Le Parti national du peuple (NPP) existe depuis plus d’un an déjà, mais c’est dans la soirée du 30 janvier dernier que la formation du président gambien a été officiellement lancée. Et si Adama Barrow n’a pas formellement annoncé sa candidature à l’élection présidentielle du 4 décembre prochain, nul doute que le chef de l’État sortant a l’intention de briguer un second mandat et de porter les couleurs de ce parti.
La présentation du NPP au stade de l’Indépendance de Bakau, à une dizaine de kilomètres de Banjul, en présence de ses délégués et sympathisants, est ce jour-là assortie d’un discours qui ressemble fort à celui d’un début de campagne. « Le NPP représente le présent et le futur, et c’est le parti de toutes les catégories sociales, fondé sur la notion de véritable citoyenneté démocratique et patriotique », déclare le président.
« Je suis convaincu qu’en me pressant à former un parti politique pour participer à l’élection présidentielle de 2021, le peuple gambien a fait le bilan de ma performance et m’a appelé pour conduire ce voyage historique, affirme-t-il.

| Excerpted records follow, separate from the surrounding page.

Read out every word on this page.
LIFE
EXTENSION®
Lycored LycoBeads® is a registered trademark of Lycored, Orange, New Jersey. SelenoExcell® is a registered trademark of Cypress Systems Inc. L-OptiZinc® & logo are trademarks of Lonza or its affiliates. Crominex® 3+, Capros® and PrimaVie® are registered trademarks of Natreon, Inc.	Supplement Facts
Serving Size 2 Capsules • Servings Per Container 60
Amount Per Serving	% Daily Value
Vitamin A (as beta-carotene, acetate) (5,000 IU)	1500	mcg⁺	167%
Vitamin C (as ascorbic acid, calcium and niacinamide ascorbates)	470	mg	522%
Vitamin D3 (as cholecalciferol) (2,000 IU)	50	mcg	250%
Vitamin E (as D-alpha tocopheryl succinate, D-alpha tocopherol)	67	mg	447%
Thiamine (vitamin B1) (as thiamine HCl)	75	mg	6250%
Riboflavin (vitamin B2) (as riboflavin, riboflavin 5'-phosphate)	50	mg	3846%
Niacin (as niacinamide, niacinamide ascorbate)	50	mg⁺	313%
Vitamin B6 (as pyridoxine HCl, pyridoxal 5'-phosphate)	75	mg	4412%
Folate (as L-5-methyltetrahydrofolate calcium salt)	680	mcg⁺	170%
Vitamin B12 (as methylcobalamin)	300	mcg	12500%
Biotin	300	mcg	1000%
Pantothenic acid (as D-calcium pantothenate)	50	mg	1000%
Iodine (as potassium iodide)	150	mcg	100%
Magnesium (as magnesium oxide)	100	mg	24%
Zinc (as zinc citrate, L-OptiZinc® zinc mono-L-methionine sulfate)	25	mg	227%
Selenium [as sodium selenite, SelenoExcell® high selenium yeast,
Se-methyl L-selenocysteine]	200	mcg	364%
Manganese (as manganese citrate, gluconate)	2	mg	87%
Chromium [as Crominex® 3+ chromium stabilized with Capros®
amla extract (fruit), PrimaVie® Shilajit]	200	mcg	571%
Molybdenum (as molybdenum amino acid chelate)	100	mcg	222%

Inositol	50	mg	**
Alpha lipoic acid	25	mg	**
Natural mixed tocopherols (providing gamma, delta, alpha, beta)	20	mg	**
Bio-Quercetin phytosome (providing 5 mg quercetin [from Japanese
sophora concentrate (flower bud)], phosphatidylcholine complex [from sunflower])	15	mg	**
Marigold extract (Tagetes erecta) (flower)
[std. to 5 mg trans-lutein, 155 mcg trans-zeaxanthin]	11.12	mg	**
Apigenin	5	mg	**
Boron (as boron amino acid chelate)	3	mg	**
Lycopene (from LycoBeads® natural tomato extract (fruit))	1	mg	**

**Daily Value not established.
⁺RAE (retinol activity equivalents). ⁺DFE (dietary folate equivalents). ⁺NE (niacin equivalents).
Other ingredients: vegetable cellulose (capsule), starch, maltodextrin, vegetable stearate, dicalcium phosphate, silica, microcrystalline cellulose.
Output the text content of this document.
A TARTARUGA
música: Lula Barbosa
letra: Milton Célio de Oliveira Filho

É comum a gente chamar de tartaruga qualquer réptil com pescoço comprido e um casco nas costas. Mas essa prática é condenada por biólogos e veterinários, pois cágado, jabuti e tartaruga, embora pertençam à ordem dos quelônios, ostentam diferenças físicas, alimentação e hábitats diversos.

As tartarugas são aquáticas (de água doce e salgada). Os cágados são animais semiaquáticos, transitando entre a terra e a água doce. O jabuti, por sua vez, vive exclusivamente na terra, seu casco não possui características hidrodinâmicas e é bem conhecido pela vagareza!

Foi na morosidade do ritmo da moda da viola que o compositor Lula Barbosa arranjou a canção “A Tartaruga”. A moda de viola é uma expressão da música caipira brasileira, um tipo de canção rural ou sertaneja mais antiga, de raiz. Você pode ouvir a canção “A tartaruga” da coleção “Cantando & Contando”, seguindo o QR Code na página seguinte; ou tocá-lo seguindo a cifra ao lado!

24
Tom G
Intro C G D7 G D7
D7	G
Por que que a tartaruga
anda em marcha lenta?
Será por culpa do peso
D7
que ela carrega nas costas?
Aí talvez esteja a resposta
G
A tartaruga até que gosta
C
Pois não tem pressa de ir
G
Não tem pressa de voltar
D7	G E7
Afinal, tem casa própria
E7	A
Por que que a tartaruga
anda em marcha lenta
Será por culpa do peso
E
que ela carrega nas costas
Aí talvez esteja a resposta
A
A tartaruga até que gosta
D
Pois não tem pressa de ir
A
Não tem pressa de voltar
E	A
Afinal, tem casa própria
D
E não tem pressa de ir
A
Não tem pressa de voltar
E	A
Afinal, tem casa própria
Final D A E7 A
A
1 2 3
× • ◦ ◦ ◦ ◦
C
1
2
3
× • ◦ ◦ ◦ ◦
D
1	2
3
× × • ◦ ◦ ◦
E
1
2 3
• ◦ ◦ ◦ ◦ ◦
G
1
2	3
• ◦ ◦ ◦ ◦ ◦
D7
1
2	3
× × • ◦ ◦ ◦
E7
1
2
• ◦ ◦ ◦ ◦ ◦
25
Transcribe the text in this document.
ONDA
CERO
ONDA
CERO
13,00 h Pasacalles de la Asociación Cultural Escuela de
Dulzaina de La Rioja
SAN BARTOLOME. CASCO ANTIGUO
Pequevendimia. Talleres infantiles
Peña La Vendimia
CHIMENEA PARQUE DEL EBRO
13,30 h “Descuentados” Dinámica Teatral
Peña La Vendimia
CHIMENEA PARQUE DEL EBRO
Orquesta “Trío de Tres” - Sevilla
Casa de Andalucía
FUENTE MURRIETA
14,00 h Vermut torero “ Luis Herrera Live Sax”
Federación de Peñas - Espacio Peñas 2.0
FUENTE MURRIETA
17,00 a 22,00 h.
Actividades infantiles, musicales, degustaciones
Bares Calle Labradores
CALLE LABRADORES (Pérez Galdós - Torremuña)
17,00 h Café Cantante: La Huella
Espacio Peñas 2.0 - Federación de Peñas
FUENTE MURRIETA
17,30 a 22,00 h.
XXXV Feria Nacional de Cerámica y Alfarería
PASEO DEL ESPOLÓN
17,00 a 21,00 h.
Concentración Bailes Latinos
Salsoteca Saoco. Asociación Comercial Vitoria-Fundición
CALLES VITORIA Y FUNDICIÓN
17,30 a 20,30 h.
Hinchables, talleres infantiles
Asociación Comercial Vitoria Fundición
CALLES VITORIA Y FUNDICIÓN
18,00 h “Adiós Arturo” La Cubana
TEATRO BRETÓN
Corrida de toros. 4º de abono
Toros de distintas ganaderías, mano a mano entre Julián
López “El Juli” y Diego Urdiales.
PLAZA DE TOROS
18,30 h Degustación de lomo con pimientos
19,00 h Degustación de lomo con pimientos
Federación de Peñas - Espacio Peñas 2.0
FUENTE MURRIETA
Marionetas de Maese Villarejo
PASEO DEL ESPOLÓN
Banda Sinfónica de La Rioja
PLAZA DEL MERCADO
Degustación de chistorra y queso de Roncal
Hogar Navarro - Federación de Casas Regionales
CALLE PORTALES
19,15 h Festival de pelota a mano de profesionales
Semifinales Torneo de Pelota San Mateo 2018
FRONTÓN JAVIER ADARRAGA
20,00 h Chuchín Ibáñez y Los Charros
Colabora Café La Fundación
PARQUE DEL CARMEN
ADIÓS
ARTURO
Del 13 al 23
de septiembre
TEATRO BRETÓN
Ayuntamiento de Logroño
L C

C’est ce qui a conduit à la naissance du NPP, que nous sommes ici pour lancer officiellement aujourd’hui. »
Promesse oubliée
Adama Barrow paraît désormais déterminé à devenir plus qu’un président de transition. Il semble avoir totalement oublié sa promesse de quitter le pouvoir au bout de trois ans, le temps d’organiser une élection à laquelle il ne se serait pas présenté. C’est pourtant cet engagement qui convainc les Gambiens de l’élire en 2016, afin de tourner la page des décennies de dictature brutale de son prédécesseur, Yayah Jammeh. Porté par le soutien d’une coalition de l’opposition, il promet de ne pas aller au bout des cinq ans prévus par la Constitution.
C’est ce qui permet alors à ce quasi-inconnu de déjouer tous les pronostics et de l’emporter, le 2 décembre 2016, face à Jammeh, avec 43,29 % des voix contre 39,64 % pour son adversaire. Le 19 janvier 2017, il prête serment depuis l’ambassade de Gambie à Dakar, tandis que Yahya Jammeh, poussé hors du pays par une intervention politico-militaire régionale, s’apprête à partir en exil.
« Three years, Jotna » (« Trois ans, ça suffit ») scandent déjà les Gambiens dans les rues de Banjul, en décembre 2019, lui rappelant – en vain – sa promesse. Mais les manifestations sont sévèrement réprimées, le gouvernement qualifie de « subversif, violent et illégal » le collectif qui les a organisées et prend la décision de fermer deux radios nationales.
« Aucun accomplissement »
« C’est très décevant de voir une telle équipe aux manettes du pays », déplore aujourd’hui Almami Fanding Taal, le porte-parole du Parti démocratique unifié (UDP), l’ancienne formation d’Adama Barrow. Le président a acté la rupture avec son ancien parti quelques mois seulement après son élection, en remerciant le vice-président Ousseinou Darboe, opposant historique à Yahya Jammeh et secrétaire général de la formation. Ce dernier sera, sauf grande surprise, le candidat de l’UDP au scrutin de décembre.
« La coalition de 2016 n’était pas partie pour durer, d’abord parce que l’opposition ne croyait pas en sa victoire. Adama Barrow a été choisi comme candidat parce que tous les cadres du parti [dont Ousseinou Darboe] étaient en prison au moment du scrutin », rappelle Almami Fanding Taal. Aujourd’hui, l’UDP affirme que le chef de l’État n’a « rien accompli pour la Gambie » et se dit destiné à l’emporter lors du scrutin de décembre. Cette fois, le parti présentera son propre candidat, sans coalition.